Света ждала. Она тихо вошла в комнату. Игорь лежал на боку, замерев, и ей хватило мгновения, чтобы понять, что произошло непоправимое. Осторожно присела рядом. Он молча взял её руку и долго держал, не поворачиваясь, не открывая глаз, пока не почувствовал, что страшная боль, вцепившаяся в сердце, в нервы, в самую душу, слегка отступила. Она положила ладонь на его лицо, и ему нестерпимо захотелось обнять её, спрятаться в этом незримом сочувствии, которое одно способно облегчить страдание. И он, резко вскочив, сделал то, что так хотел, давно, давно, – прижал к себе всё её тёплое тело, обнял жадно, не думая. Ощутил нежность рук и как она замерла в ответном объятии. Но что-то остановило его, не дало прикоснуться губами к губам, хотя она звала, трепетно ждала этого…

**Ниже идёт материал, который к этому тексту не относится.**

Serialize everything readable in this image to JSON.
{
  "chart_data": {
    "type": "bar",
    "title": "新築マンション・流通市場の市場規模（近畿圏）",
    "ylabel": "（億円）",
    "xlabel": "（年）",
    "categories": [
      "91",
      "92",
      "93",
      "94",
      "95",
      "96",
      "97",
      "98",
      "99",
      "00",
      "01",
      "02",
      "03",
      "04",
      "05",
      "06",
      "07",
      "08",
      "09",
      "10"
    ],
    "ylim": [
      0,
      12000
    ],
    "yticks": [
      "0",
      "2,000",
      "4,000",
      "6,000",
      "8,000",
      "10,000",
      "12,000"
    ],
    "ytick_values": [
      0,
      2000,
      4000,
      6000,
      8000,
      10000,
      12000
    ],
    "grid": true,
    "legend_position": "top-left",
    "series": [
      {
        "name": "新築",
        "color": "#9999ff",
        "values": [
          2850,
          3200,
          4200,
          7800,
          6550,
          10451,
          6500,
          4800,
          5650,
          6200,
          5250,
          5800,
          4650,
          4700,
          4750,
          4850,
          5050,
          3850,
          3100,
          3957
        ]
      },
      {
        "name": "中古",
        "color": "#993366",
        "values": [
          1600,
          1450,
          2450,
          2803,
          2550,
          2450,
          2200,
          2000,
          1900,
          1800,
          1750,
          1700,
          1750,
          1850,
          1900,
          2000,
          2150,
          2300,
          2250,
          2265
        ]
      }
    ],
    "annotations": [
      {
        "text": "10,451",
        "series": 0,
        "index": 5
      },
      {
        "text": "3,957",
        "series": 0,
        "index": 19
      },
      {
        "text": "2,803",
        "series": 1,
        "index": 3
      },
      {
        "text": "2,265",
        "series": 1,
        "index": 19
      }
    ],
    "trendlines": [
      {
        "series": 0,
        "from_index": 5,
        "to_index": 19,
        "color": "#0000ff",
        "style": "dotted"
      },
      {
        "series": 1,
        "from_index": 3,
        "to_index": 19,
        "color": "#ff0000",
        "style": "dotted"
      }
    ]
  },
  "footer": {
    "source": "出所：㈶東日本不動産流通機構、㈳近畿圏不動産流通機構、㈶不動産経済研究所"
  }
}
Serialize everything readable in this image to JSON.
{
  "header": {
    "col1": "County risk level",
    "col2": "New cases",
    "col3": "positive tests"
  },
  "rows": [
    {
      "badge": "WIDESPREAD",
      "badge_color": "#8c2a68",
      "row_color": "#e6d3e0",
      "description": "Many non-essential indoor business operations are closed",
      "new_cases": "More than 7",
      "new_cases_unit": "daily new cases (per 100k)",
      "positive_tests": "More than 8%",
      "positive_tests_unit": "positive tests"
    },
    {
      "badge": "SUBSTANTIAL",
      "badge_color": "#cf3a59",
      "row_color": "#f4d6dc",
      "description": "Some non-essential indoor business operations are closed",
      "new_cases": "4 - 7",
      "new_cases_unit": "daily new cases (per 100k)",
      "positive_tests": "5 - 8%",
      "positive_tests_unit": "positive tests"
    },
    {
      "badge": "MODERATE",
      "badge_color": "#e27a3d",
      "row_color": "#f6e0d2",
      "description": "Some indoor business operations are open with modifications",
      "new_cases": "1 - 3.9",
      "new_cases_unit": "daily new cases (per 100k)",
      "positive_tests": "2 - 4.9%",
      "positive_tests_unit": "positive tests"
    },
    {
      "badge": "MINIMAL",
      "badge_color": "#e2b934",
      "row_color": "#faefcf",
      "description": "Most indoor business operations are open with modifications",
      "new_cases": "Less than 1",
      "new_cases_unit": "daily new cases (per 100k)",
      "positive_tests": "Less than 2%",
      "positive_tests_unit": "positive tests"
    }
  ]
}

– Он меня не услышал, – сказал тихо, едва переводя дыхание. – Не захотел. Я думал, мы с ним лучше понимаем друг друга.
– Ничего, ничего, – она гладила его, и столько успокаивающей ласки было в её прикосновениях!
«Все женщины – матери, даже если не имеют детей. Это у них в крови», – думал Игорь. В этот миг он сам, намного старше её, чувствовал себя ребёнком, нуждающимся в защите, и был бесконечно благодарен за это объятие, за ласку. «Как я люблю тебя, девочка! Как люблю твоё дыхание, эту теплоту душевную, которая сама по себе – сокровище. Это молчание, потому что ни одно слово в мире не утешит меня. Потому что ничего поправить нельзя, нужно только взять себя в руки – и пережить».
Они сидели долго, и он тихо рассказывал ей, а потом оба встали и перешли на диван, она принесла ему чай, и он пил и молчал, и следил глазами, как синие тени сумерек наполняют углы.
Света ушла. Он так и не поцеловал её. Всё должно быть иначе, понимал, не через боль, а совсем по-другому…
В воскресенье, отложив визит к маме на следующую неделю, они поехали к морю.
– Ты уверен, что чувствуешь себя хорошо? – спрашивала Света.
– Хорошо для чего? Держать руль? Или нажимать на педали?